Since the Organization of Islamic Cooperation — the official Islamist multinational group that is the modern-day equivalent of the Muslim world’s governing caliphate — largely calls the shots at the U.N. these days, we generally wind up bringing in Islamists unwilling, or at least unable, to assimilate. Often they come from Somalia, Iraq and Bosnia, displacing Christians seeking to practice their faith in freedom and security.

There is a lot of talk at the moment about immigration reform.
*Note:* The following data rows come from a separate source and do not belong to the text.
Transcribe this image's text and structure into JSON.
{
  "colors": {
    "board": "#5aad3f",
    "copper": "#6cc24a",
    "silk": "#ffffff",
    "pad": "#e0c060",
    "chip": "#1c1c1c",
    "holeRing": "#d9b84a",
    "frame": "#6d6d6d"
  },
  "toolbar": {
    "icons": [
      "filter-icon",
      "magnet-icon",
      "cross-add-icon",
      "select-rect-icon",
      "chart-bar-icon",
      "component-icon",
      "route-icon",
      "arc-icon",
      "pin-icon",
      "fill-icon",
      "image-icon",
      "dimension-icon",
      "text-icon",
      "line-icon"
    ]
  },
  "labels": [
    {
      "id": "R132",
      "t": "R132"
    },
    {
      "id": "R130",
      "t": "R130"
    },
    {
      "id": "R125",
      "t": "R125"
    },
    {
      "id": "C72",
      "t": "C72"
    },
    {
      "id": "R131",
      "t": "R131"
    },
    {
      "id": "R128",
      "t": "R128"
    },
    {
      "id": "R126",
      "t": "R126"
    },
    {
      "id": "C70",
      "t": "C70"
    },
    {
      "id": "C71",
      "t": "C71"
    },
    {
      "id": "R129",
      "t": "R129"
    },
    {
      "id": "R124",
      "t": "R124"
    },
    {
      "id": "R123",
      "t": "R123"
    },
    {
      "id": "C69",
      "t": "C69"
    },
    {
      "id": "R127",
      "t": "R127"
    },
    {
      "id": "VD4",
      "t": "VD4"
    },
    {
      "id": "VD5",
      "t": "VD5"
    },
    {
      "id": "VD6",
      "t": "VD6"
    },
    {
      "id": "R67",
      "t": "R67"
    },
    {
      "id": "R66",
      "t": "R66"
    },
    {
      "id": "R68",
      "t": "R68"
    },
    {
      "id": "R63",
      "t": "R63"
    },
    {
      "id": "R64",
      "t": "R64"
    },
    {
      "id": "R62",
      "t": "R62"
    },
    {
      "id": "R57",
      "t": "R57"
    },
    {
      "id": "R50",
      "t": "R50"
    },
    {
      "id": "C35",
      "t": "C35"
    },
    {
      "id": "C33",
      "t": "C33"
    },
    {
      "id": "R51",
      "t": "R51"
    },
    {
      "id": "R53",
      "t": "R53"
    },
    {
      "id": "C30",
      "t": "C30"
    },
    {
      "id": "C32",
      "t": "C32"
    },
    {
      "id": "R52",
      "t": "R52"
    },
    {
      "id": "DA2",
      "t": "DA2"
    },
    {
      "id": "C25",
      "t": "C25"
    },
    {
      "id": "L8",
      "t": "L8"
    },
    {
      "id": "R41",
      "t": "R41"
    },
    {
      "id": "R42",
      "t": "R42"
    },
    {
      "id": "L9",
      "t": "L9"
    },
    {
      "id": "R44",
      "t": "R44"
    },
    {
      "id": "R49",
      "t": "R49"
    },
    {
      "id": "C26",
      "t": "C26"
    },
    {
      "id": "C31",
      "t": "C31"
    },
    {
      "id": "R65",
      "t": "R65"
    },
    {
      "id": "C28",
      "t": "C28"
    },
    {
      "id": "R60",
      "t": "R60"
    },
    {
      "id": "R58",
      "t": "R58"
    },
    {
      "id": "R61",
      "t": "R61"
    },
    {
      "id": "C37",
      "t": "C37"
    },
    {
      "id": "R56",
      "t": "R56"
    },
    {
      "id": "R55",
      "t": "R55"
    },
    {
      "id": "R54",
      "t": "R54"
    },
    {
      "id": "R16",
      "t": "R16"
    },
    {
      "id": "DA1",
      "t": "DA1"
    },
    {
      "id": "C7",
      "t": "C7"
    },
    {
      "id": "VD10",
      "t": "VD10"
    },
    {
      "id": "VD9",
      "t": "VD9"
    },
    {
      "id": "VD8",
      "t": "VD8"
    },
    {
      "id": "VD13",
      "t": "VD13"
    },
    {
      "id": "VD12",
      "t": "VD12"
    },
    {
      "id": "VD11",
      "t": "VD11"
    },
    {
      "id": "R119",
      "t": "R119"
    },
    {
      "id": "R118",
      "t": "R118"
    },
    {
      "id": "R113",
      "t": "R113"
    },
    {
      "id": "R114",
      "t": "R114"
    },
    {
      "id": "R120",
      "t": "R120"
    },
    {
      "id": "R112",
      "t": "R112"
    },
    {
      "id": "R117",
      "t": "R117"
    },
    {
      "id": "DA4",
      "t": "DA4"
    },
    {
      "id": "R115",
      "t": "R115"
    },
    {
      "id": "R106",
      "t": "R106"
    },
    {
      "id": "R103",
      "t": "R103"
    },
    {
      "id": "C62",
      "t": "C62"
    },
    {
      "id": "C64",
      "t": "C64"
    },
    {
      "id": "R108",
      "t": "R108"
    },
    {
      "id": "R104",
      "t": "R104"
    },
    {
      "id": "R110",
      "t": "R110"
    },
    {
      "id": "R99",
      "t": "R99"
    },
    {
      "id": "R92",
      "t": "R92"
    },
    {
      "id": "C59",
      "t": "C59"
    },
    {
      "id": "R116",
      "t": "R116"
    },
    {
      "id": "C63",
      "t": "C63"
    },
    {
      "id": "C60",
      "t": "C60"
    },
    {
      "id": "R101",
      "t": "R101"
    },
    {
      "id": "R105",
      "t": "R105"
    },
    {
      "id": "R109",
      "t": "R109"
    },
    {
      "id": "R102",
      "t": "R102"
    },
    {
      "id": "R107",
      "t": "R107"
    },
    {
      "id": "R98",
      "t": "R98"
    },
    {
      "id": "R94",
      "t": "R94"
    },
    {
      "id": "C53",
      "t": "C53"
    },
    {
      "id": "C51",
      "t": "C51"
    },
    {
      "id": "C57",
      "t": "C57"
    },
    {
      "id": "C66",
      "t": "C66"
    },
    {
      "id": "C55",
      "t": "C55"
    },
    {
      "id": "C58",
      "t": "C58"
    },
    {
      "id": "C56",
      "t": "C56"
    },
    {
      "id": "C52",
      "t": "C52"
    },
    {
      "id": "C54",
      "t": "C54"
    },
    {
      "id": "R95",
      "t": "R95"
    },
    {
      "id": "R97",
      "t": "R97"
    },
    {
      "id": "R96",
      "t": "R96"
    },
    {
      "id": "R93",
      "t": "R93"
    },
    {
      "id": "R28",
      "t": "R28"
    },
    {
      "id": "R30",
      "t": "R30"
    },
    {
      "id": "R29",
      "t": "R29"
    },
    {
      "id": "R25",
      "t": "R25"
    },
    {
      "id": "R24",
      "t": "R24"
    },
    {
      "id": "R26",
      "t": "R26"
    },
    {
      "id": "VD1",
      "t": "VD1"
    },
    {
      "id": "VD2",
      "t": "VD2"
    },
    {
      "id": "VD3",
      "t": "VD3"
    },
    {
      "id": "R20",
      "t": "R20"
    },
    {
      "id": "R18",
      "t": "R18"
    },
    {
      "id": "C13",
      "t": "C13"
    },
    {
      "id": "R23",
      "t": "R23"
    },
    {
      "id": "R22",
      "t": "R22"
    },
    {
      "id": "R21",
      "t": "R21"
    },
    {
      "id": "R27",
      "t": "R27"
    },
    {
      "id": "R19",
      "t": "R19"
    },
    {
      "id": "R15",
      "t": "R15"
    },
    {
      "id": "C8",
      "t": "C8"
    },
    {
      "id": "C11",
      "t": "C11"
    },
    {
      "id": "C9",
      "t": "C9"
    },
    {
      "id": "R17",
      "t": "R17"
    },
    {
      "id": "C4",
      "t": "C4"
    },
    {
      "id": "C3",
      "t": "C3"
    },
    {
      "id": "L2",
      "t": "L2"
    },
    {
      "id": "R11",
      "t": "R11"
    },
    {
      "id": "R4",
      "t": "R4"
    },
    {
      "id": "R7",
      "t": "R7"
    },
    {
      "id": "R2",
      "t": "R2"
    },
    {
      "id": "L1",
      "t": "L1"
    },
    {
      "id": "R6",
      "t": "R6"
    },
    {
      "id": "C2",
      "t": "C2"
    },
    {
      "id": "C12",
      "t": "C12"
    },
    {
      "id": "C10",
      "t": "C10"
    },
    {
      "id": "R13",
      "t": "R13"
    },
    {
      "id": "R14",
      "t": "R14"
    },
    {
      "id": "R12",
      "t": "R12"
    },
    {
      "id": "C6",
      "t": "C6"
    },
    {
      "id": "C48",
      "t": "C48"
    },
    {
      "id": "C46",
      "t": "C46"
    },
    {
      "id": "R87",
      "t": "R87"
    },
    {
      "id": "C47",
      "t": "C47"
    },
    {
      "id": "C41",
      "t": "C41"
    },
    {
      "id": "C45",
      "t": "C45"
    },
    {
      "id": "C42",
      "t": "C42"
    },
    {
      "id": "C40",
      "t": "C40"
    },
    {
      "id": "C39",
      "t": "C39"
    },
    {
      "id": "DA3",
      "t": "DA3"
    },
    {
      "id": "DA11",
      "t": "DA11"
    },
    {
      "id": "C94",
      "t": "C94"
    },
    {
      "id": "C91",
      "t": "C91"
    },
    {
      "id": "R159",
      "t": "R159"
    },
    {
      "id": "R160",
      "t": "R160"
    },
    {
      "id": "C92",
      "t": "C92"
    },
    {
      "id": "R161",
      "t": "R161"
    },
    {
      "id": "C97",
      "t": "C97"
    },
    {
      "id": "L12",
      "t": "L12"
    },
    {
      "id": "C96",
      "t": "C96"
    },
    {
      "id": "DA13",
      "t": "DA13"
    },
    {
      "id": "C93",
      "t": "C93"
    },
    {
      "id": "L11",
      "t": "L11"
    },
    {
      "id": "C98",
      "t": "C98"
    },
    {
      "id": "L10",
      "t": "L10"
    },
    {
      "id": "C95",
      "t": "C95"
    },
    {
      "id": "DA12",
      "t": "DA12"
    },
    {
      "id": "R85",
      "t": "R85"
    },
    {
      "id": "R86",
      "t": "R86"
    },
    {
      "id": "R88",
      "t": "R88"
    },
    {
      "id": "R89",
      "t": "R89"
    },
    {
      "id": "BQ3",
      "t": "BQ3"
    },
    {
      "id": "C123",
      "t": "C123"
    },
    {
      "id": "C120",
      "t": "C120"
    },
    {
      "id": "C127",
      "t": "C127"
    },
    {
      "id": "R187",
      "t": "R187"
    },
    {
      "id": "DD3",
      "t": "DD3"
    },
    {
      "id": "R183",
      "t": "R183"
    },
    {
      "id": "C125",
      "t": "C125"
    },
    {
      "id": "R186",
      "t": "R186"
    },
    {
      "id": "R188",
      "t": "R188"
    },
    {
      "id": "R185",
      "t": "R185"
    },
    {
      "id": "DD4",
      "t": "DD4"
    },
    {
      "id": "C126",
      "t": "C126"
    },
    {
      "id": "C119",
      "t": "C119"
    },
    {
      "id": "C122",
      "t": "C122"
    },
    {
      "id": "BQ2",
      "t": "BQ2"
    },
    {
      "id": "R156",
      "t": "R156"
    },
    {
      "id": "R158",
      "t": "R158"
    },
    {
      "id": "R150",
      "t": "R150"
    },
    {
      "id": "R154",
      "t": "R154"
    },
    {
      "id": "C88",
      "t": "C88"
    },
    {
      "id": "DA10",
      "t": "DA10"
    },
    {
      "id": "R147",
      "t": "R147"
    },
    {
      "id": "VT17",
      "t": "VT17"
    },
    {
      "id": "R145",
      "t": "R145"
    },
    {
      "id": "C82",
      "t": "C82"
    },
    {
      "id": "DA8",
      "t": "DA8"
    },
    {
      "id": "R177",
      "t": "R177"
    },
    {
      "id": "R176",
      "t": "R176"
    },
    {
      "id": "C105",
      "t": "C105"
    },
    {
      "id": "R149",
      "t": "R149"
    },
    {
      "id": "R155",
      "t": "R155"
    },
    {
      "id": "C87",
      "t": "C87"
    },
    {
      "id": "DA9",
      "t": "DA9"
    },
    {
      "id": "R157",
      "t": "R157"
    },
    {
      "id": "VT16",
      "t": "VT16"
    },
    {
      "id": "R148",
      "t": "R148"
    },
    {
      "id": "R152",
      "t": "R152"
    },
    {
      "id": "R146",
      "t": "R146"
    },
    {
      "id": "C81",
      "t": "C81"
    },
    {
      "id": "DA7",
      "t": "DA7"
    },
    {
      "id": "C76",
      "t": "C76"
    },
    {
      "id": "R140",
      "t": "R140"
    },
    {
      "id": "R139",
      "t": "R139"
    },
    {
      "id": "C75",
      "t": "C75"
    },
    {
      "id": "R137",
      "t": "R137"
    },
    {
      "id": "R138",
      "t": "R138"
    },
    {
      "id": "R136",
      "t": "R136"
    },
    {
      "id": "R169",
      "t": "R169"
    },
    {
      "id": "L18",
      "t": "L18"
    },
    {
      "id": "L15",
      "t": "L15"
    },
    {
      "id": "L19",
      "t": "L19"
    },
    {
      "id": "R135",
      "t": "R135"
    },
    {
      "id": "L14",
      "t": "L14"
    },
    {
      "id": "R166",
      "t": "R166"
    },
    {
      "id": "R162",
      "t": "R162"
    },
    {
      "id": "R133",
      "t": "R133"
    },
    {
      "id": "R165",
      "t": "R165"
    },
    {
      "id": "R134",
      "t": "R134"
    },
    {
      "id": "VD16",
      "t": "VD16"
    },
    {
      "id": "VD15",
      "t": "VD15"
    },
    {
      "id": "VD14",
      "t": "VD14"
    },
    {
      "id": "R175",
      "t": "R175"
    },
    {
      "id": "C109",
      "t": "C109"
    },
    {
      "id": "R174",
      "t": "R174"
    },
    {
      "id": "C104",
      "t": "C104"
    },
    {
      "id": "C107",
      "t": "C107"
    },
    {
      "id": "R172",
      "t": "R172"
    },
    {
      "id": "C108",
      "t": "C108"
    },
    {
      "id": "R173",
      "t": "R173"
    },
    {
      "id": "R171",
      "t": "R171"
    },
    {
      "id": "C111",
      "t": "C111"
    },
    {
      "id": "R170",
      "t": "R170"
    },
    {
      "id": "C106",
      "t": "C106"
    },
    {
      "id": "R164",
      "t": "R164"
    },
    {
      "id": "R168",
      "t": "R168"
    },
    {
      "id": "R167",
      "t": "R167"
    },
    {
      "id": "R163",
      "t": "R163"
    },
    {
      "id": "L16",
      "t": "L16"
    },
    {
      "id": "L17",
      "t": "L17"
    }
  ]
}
One strategically vital place to start would be revisiting the practice of importing Islamic supremacist clerics under the R-1 visa program, tens of thousands of Saudi “students” annually, lottery winners disproportionately drawn from Muslim-dominated nations and regions, and Islamist-heavy “refugee” populations, to the effective exclusion of Christians genuinely in desperate need of that status.

An “Islamophilic” Obama administration “at war with Christianity” is unlikely to take such steps if left to its own devices. The American people and their congressional representatives must, therefore, insist that it does so.

Frank J. Gaffney Jr. is president of the Center for Security Policy (SecureFreedom.org), a columnist for The Washington Times and host of Secure Freedom Radio on WRC-AM (1260).